Supported Hive Metastore versions

The feature works with Spark 3.3. The following table shows the supported Hive Metastore versions for each Spark version.

Spark Version HMS 2.3.x HMS 3.1.X
3.3(deprecated) Yes Yes
3.4 Yes Yes

Set up linked service to Hive Metastore

Note

Only Azure SQL Database and Azure Database for MySQL are supported as an external Hive Metastore. SQL(username-password) authentication is supported for both kinds of databases. Additionally, system-sssigned managed identity authentication is supported only for Azure SQL Database and Spark 3.4+. If the provided database is blank, please provision it via Hive Schema Tool to create database schema.

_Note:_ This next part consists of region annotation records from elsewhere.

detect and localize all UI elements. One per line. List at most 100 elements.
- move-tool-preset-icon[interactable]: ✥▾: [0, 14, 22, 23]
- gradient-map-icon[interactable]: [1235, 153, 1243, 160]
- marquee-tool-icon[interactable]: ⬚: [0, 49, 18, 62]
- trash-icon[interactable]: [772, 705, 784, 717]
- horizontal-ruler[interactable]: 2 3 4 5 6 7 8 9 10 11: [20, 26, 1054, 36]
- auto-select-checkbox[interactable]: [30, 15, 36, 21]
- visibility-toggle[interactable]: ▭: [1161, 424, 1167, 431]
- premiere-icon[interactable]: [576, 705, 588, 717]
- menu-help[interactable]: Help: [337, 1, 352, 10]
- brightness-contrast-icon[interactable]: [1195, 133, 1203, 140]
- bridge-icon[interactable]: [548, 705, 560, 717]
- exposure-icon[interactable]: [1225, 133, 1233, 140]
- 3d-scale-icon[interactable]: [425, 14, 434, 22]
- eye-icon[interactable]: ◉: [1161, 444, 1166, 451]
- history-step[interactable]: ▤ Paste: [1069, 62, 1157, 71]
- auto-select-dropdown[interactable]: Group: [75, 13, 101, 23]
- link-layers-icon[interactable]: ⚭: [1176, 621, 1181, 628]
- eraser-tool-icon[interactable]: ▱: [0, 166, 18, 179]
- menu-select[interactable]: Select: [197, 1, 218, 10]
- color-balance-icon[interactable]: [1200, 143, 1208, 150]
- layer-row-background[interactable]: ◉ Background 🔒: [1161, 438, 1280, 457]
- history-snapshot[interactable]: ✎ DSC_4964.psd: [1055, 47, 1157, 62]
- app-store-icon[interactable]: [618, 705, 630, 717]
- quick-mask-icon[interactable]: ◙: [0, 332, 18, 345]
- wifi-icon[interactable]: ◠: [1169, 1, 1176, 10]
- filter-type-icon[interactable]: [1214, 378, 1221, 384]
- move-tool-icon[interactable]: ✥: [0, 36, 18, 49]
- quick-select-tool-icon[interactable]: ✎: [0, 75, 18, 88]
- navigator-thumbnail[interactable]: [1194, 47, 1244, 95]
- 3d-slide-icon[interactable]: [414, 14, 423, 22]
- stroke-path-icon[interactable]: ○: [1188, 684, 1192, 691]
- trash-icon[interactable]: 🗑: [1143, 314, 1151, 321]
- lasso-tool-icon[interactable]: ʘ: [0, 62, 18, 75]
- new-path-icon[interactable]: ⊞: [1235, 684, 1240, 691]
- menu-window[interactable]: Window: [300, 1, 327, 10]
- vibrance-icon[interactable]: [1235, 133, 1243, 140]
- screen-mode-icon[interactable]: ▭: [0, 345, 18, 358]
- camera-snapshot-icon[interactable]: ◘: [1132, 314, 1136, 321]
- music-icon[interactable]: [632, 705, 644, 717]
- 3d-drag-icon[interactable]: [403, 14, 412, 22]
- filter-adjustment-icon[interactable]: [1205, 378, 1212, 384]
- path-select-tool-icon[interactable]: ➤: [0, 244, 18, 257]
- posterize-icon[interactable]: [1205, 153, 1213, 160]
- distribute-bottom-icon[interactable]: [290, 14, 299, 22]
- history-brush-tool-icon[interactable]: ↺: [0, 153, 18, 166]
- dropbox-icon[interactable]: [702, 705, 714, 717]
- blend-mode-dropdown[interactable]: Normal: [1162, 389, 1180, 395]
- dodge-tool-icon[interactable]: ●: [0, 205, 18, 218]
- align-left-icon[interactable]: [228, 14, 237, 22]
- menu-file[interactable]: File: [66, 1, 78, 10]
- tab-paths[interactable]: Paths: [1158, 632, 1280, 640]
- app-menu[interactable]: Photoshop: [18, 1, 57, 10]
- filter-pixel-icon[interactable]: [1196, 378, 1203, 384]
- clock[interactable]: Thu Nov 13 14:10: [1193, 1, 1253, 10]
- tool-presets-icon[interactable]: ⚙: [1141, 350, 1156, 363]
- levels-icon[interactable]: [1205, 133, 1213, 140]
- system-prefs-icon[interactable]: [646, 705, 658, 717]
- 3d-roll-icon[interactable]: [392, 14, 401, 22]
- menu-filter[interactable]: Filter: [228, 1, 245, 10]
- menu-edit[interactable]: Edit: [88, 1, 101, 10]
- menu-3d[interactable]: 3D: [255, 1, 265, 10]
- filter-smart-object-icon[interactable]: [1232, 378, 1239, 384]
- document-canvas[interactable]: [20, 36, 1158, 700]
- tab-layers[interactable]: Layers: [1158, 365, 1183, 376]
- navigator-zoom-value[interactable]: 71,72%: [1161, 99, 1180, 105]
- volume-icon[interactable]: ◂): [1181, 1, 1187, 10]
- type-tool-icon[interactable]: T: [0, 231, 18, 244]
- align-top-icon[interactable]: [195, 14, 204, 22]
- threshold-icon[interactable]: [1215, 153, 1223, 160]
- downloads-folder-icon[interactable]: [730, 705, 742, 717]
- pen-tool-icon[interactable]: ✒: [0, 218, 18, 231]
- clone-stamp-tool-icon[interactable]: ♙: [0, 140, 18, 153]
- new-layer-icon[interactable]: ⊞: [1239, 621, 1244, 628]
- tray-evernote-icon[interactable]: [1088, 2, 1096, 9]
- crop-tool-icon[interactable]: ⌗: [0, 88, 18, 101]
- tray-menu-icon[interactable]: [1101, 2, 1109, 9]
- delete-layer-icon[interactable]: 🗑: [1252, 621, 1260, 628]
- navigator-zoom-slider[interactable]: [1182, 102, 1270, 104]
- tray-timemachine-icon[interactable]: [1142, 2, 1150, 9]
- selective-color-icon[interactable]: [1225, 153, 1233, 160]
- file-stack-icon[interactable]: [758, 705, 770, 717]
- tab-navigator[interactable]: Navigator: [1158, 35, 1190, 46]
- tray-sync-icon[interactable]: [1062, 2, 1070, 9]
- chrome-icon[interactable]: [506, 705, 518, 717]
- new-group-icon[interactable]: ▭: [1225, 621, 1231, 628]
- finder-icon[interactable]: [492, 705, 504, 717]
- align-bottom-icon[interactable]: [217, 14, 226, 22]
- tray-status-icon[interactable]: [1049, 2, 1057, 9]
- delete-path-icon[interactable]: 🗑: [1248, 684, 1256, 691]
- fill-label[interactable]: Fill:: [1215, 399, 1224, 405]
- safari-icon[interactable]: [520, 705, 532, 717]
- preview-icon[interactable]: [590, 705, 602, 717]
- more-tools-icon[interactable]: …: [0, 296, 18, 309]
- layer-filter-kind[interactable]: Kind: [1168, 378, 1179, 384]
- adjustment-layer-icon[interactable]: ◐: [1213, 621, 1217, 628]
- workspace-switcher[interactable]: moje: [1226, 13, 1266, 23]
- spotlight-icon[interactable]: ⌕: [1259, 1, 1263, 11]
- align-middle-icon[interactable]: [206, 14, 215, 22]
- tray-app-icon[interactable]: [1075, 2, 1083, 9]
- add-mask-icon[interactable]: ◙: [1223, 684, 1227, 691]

Follow below steps to set up a linked service to the external Hive Metastore in Synapse workspace.

  1. Open Synapse Studio, go to Manage > Linked services at left, click New to create a new linked service.

    Screenshot of set up Hive Metastore linked service.

  2. Choose Azure SQL Database, click Continue.

  3. Provide Name of the linked service. Record the name of the linked service, this info will be used to configure Spark shortly.

  4. Choose Legacy version and select Connection String.

  5. Either select Azure SQL Database for the external Hive Metastore from Azure subscription list, or enter the info manually.

  6. Set Authentication type as one of SQL Authentication or System-assigned managed identity. For SQL Authentication, provide User name and Password to set up the connection. For System-assigned managed identity, the page will automatically populate the management identity associated with the current workspace.

  7. Test connection to verify the authentication.

  8. Click Create to create the linked service.